From the March 1999 issue of Entrepreneur

Every pie chart tells a story--unfortunately, it's usually an excruciatingly dull one. To keep your listeners from falling asleep, tell a story--of the narrative variety, that is.

"No matter how innovative your idea is, as an entrepreneur, you've got to be memorable to people," stresses Peter Giuliano, founder of Executive Communications Group (ECG), an international leadership and communications consulting firm in Englewood, New Jersey.

ECG recently began offering one-day storytelling workshops. According to Giuliano, spinning gold from yarns when meeting with clients is easier than you think. For the best stories, he suggests you think back to childhood memories--like how your newfangled marketing plan compares to that Go Kart you once built with your father. It's a novel approach, but a necessary one in our information-overloaded era.

"Information is now something anybody can get," Giuliano says. "It's what you do with that information that makes it usable to me, the listener." And much more memorable than a boring old pie chart.

Book 'Em

Steering your way through change is the focus of this month's roundup of new books.

Bruce Judson and Kate Kelly's HyperWars: 11 Strategies for Survival and Profit in the Era of Online Business (Scribner, $25) plugs into the growing influence of the Internet in business.

Further playing up the importance of changing with the times is Thomas Petzinger Jr.'s The New Pioneers: The Men and Women Who Are Transforming the Work-place and Marketplace (Simon & Schuster, $25), which argues the obsolescence of almighty leaders and the emergence of a more humanistic approach to business.

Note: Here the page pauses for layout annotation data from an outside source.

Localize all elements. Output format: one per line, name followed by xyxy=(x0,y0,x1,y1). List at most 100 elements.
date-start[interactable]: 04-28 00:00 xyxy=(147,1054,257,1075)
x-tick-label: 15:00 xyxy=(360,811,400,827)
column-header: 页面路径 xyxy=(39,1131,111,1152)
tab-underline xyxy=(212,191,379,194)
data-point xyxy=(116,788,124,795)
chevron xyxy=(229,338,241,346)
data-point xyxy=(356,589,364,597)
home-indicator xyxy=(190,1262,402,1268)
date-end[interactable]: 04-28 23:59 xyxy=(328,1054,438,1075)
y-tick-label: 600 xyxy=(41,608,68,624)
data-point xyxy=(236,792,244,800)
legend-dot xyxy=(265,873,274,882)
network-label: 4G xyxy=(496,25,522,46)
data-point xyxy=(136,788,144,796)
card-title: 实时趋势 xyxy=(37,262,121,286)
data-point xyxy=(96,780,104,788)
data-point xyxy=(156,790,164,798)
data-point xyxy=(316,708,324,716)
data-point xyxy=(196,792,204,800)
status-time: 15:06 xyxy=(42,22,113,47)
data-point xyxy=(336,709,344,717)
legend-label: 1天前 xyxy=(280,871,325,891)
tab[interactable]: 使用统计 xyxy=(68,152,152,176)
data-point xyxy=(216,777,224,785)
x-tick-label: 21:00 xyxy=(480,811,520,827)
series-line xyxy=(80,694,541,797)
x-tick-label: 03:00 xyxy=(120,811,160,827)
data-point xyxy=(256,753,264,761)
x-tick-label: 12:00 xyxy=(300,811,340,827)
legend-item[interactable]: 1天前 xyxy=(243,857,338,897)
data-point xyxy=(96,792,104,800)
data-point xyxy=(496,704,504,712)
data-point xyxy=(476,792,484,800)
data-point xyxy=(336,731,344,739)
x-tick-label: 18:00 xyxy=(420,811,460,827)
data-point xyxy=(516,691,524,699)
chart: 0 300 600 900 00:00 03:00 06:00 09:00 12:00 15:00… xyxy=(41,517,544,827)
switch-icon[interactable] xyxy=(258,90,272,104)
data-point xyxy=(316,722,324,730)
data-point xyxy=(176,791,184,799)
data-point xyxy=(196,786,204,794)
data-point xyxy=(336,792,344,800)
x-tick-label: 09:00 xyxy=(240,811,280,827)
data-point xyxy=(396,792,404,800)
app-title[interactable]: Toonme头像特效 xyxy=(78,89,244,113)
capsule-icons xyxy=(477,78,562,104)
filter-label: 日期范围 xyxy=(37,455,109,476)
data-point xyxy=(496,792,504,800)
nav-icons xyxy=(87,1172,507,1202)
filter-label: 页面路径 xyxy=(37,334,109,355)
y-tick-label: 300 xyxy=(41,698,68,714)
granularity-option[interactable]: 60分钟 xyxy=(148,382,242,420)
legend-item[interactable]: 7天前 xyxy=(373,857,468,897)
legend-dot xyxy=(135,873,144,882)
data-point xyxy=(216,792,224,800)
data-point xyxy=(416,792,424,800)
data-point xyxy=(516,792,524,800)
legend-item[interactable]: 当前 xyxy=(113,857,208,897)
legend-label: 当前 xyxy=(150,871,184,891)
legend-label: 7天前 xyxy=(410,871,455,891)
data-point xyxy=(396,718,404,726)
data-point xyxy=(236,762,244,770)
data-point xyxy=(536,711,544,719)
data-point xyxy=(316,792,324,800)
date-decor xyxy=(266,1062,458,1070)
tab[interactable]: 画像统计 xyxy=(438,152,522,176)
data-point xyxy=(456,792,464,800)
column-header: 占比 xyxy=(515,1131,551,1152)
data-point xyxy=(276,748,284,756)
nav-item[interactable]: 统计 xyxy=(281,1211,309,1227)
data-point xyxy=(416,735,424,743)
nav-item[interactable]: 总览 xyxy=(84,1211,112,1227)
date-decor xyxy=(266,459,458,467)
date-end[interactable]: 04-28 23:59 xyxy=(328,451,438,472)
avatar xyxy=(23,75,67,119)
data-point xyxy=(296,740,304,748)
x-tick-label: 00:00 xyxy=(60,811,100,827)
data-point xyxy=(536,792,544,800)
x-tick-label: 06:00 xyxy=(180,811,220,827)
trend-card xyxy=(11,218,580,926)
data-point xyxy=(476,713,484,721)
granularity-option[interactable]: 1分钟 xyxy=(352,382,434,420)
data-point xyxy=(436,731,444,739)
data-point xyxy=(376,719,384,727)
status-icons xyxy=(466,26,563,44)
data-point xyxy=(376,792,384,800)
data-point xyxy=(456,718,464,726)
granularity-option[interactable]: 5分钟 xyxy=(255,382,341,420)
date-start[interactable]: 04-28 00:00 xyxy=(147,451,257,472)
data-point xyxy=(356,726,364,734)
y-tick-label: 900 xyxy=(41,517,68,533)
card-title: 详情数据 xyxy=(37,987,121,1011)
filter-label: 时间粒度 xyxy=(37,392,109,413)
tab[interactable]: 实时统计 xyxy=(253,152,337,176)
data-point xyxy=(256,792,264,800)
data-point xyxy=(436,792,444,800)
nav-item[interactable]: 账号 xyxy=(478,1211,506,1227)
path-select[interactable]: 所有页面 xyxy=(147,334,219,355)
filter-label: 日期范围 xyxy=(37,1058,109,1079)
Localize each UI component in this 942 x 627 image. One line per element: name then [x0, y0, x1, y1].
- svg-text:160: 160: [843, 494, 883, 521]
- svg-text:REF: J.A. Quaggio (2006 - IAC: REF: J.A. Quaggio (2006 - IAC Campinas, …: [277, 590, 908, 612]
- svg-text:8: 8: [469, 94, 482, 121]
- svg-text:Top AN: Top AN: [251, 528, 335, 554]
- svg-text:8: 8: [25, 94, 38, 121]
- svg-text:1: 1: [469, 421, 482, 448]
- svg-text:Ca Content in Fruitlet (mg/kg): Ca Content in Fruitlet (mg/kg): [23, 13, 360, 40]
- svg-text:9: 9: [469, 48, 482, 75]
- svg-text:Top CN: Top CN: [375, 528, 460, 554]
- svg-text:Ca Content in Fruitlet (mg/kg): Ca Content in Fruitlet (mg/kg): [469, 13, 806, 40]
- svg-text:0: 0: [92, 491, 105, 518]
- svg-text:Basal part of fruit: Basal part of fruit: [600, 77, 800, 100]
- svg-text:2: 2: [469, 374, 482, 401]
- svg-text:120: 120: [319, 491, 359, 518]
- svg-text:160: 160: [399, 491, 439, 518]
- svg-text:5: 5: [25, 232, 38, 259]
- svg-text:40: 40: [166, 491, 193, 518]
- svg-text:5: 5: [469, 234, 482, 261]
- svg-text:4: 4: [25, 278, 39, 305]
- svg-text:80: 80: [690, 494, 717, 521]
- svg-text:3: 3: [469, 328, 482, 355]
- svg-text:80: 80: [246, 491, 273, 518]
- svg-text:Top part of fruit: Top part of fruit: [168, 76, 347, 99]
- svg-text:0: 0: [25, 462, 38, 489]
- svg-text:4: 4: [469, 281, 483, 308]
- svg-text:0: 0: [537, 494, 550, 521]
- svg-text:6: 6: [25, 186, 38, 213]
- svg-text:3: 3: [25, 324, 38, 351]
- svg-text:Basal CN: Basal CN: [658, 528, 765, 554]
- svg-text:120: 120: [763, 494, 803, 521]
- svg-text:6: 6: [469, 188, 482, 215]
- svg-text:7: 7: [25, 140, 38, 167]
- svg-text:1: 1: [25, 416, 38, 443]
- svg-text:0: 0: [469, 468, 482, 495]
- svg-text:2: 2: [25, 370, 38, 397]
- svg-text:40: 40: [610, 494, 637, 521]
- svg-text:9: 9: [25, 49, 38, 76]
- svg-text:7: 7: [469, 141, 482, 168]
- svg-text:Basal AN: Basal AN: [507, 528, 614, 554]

Lastly, Kotler on Mar-keting: How to Create, Win, and Dominate Markets (The Free Press, $27.50) outlines a shifting landscape for selling products and services--and turns much of conventional wisdom on its head. Philip Kotler's book is as good a compass as you're likely to find.

Heard On The Street

  • Wristy business: With carpal tunnel syndrome a reality of the modern-day, computer-intensive workplace, increasing attention is being paid to curbing its effects. The latest news from the medical front--courtesy of the Journal of the American Medical Association--is that yoga shows signs of providing relief from this repetitive-motion disorder. Breathe in, breathe out. . . .
  • Who needs a secret password? Thanks to its growing affordability, biometrics technology is finally becoming a viable security option for entrepreneurs. Biometrics essentially relies on identification through physical features such as the eyes, face and fingerprints (as is the case with Compaq's $99 Fingerprint Identification Technology). Never before has face value meant so much.
  • It's all in the game: Employee manuals get Nintendo-ized with the help of Corporate Gameware in New York City. The premise? Computer games are a heck of a lot more fun to play than any company's how-to directives are to read--ergo, why not merge one with the other? The result is a customizable game that teaches while urging players to, say, rack up points by answering client questions. Who can lose with this equation?